To: Dave Chinner <david@xxxxxxxxxxxxx>
Subject: Re: [PATCH 1/2] xfs: swap extents operations for CRC filesystems
From: Mark Tinguely <tinguely@xxxxxxx>
Date: Mon, 09 Sep 2013 15:32:51 -0500
Cc: xfs@xxxxxxxxxxx
Delivered-to: xfs@xxxxxxxxxxx
In-reply-to: <1377822225-17621-2-git-send-email-david@xxxxxxxxxxxxx>
References: <1377822225-17621-1-git-send-email-david@xxxxxxxxxxxxx> <1377822225-17621-2-git-send-email-david@xxxxxxxxxxxxx>
User-agent: Mozilla/5.0 (X11; FreeBSD amd64; rv:9.0) Gecko/20120122 Thunderbird/9.0
On 08/29/13 19:23, Dave Chinner wrote:
From: Dave Chinner<dchinner@xxxxxxxxxx>

For CRC enabled filesystems, we can't just swap inode forks from one
inode to another when defragmenting a file - the blocks in the inode
fork bmap btree contain pointers back to the owner inode. Hence if
we are to swap the inode forks we have to atomically modify every
block in the btree during the transaction.

We are doing an entire fork swap here, so we could create a new
transaction item type that indicates we are changing the owner of a
certain structure from one value to another. If we combine this with
ordered buffer logging to modify all the buffers in the tree, then
we can change the buffers in the tree without needing log space for
the operation. However, this then requires log recovery to perform
the modification of the owner information of the objects/structures
in question.

This does introduce some interesting ordering details into recovery:
we have to make sure that the owner change replay occurs after the
change that moves the objects is made, not before. Hence we can't
use a separate log item for this as we have no guarantee of strict
ordering between multiple items in the log due to the relogging
action of asynchronous transaction commits. Hence there is no
"generic" method we can use for changing the ownership of arbitrary
metadata structures.

For inode forks, however, there is a simple method of communicating
that the fork contents need the owner rewritten - we can pass a
inode log format flag for the fork for the transaction that does a
fork swap. This flag will then follow the inode fork through
relogging actions so when the swap actually gets replayed the
ownership can be changed immediately by log recovery.  So that gives
us a simple method of "whole fork" exchange between two inodes.

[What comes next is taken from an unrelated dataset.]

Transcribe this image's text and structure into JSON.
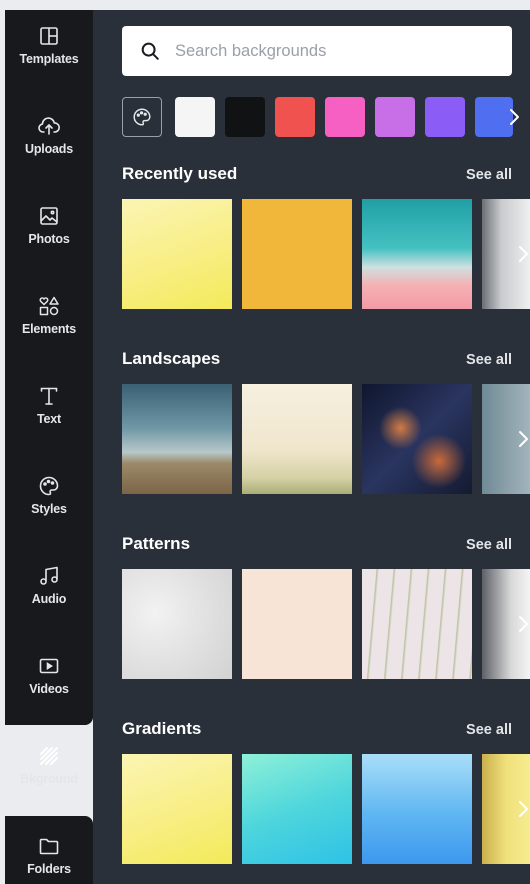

This is relatively simple to implement, so it makes sense to do this
as an initial implementation to support xfs_fsr on CRC enabled
filesytems in the same manner as we do on existing filesystems. This
commit introduces the swapext driven functionality, the recovery
functionality will be in a separate patch.

Signed-off-by: Dave Chinner<dchinner@xxxxxxxxxx>

Makes sense. Change owner in btree entry, Don't log the modified btree buffers but recreate in recovery when necessary.

Reviewed-by: Mark Tinguely <tinguely@xxxxxxx>